How Do You Determine the Coefficients of a Cubic Function with Given Extremes?

[Jeff Ford]

Find a cubic function $$f(x) = ax^3 - bx^2 + cx - d$$ that has a local maximum value of 40 at x = 1 and a local minimum valud of -68 at x = 4

Since x = 1 and x = 4 are the max and min, respectively, then f'(x) must equal 0 at x = 1 and x = 4. Therefore $$f'(x) = (x-1)(x-4) = x^2 - 5x +4$$

Using the original function $$f'(x) = 3ax^2 - 2bx +c = x^2 - 5x + 4$$

Setting the terms equal to each other we get
$$3ax^2 = x^2 \Rightarrow a = \frac{1}{3}$$
$$-2bx = -5x \Rightarrow b = \frac{5}{2}$$
$$c = 4$$

Substituting these values back into the original equation I get

$$f(x) = \frac{x^3}{3} - \frac{5x^2}{2} + 4 - d$$

When I solve for d using x = 1 and f(x) = 40 I get

$$d = \frac{1}{3} - \frac{5}{2} - 36 = \frac{-229}{6}$$

However, when I solve for d using x = 4 and f(x) = -68 I get

$$d = \frac{4^3}{3} - \frac{5(4^2)}{2} + 84 = \frac{226}{3}$$

Any ideas where I went wrong, or if I was down the wrong track to start with?

Thanks
Jeff

 

[arildno]

Eeh, from what I can see, we must have:
$$f'(x)=K(x-1)(x-4)$$, where K is some arbitrary constant.

 

[Jeff Ford]

So if that was brought into the equation, would I be solving for a, b, c, & d in terms of K?

 

[StatusX]

No, you need to solve for a value of K and a value for the integration constant which give you the desired values at x=1 and 4. And don't worry about solving a,b,c,d seperately as unknown variables. Just find the right cubic and then you just can read them off.

 

[arildno]

Well, there was nothing inherently wrong about Jeff's idea. A bit cumbersome, that's all.

 

[Jeff Ford]

Sorry, not familiar with the idea of an itegration constant. We just finished sections of optimization problems and Newton's method. The next section is antiderivatives. So I have to solve this without any concept of integration.

 

[Jeff Ford]

Could someone direct me towards information on finding the integration constant, if that is indeed the most direct way to solve this problem?

Thanks
Jeff

 

[benorin]

Scratch the whole integration constant idea gig: no integration for you.

 

[HallsofIvy]

f'= k(x-1)(x- 4)= kx^2- 5kx+ 4k= 3ax^2+ bx+ c so
a= k/3, b= -5k and c= 4k. Evaluate f(x)= (k/3)x^3- 5kx^2+ 4kx+ d at 1 and 4 to get two equations for k and d.

 

[benorin]

We have 4 unknowns, hence we need 4 equations to solve: they are f(1)=40, f(4)=-68, f'(1)=0, and f'(4)=0.

 

[J77]

Where you went wrong in finding d in your OP was substituting the values at f'(x)=0 into f(x)...

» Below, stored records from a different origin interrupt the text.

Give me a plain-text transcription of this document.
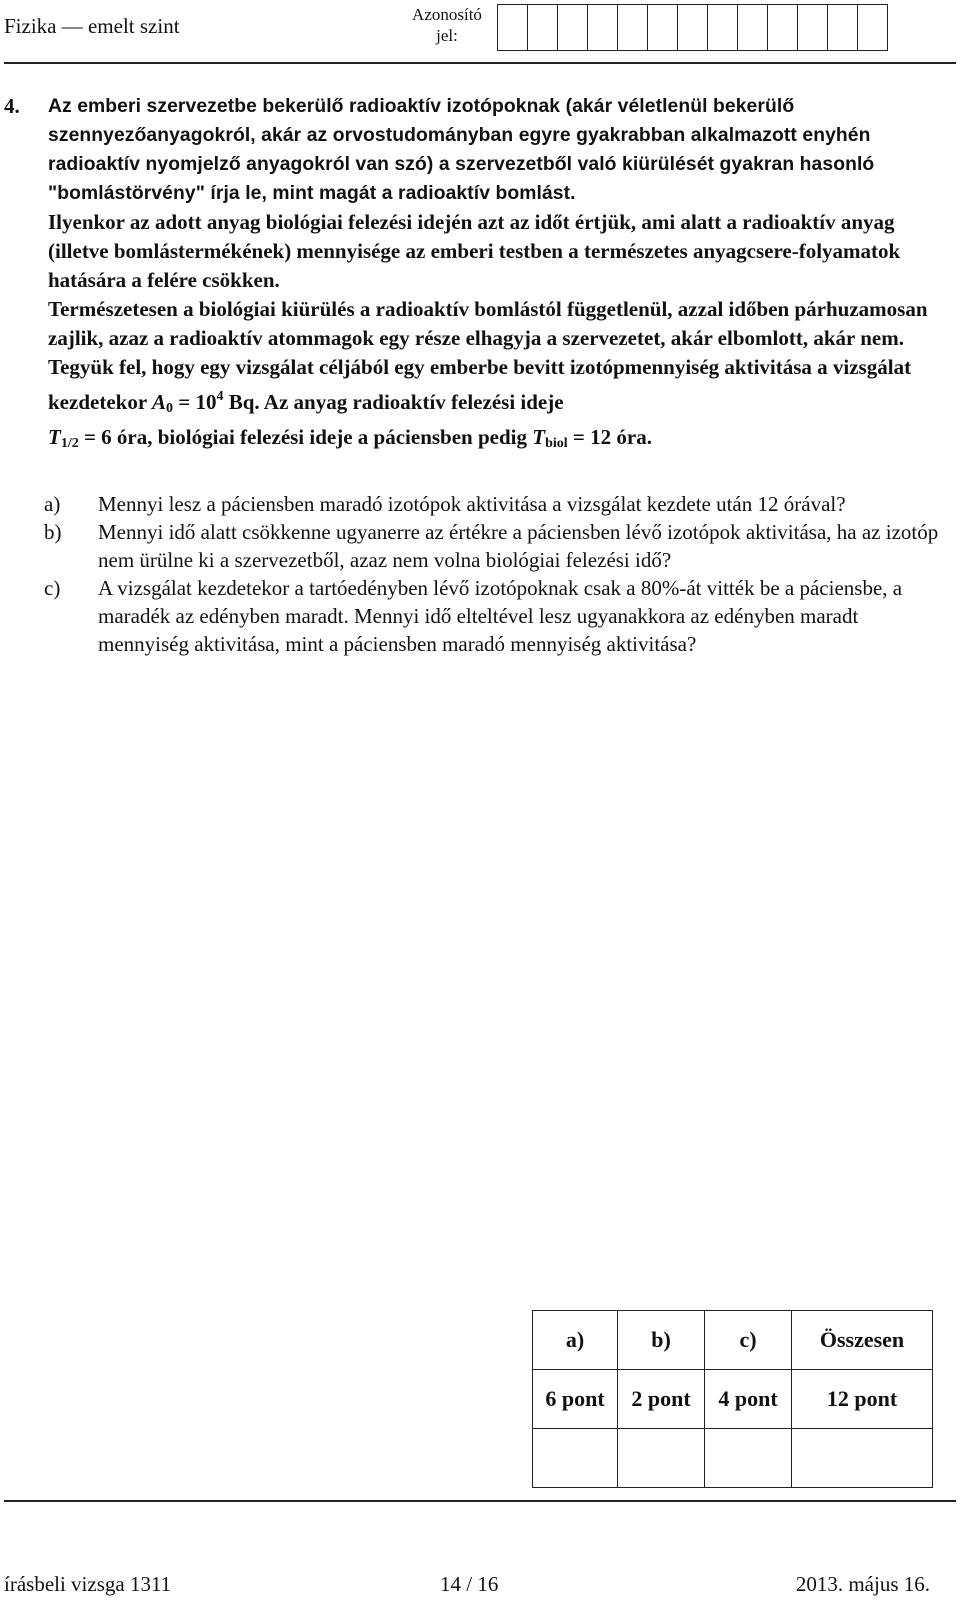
Fizika — emelt szint	Azonosító jel:
4. Az emberi szervezetbe bekerülő radioaktív izotópoknak (akár véletlenül bekerülő szennyezőanyagokról, akár az orvostudományban egyre gyakrabban alkalmazott enyhén radioaktív nyomjelző anyagokról van szó) a szervezetből való kiürülését gyakran hasonló "bomlástörvény" írja le, mint magát a radioaktív bomlást.

Ilyenkor az adott anyag biológiai felezési idején azt az időt értjük, ami alatt a radioaktív anyag (illetve bomlástermékének) mennyisége az emberi testben a természetes anyagcsere-folyamatok hatására a felére csökken.

Természetesen a biológiai kiürülés a radioaktív bomlástól függetlenül, azzal időben párhuzamosan zajlik, azaz a radioaktív atommagok egy része elhagyja a szervezetet, akár elbomlott, akár nem.

Tegyük fel, hogy egy vizsgálat céljából egy emberbe bevitt izotópmennyiség aktivitása a vizsgálat kezdetekor $A_0 = 10^4$ Bq. Az anyag radioaktív felezési ideje
$T_{1/2} = 6$ óra, biológiai felezési ideje a páciensben pedig $T_{biol} = 12$ óra.

a) Mennyi lesz a páciensben maradó izotópok aktivitása a vizsgálat kezdete után 12 órával?
b) Mennyi idő alatt csökkenne ugyanerre az értékre a páciensben lévő izotópok aktivitása, ha az izotóp nem ürülne ki a szervezetből, azaz nem volna biológiai felezési idő?
c) A vizsgálat kezdetekor a tartóedényben lévő izotópoknak csak a 80%-át vitték be a páciensbe, a maradék az edényben maradt. Mennyi idő elteltével lesz ugyanakkora az edényben maradt mennyiség aktivitása, mint a páciensben maradó mennyiség aktivitása?
a)	b)	c)	Összesen
6 pont	2 pont	4 pont	12 pont

írásbeli vizsga 1311	14 / 16	2013. május 16.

You may also want to use: f''(1)<0, f''(4)>0

 

[Jeff Ford]

Thanks to all. I used K(x-1)(x-4) = 0, solved for a, b, and c, then went back to the original equation and used x = 1 and x = 4 to get two equations for d in terms of K. I set them equal, solved for K, and when I plugged it back in I ended up with values for a, b, c, and d that satisfied all conditions.

 

[joyjoy61]

Can anyone explain this further?

Can anyone explain this further? I have a similar problem, and I'm having trouble following what the correct answer Jeff figured out in the end was.
How does one make an equation for d in terms of K, for instance?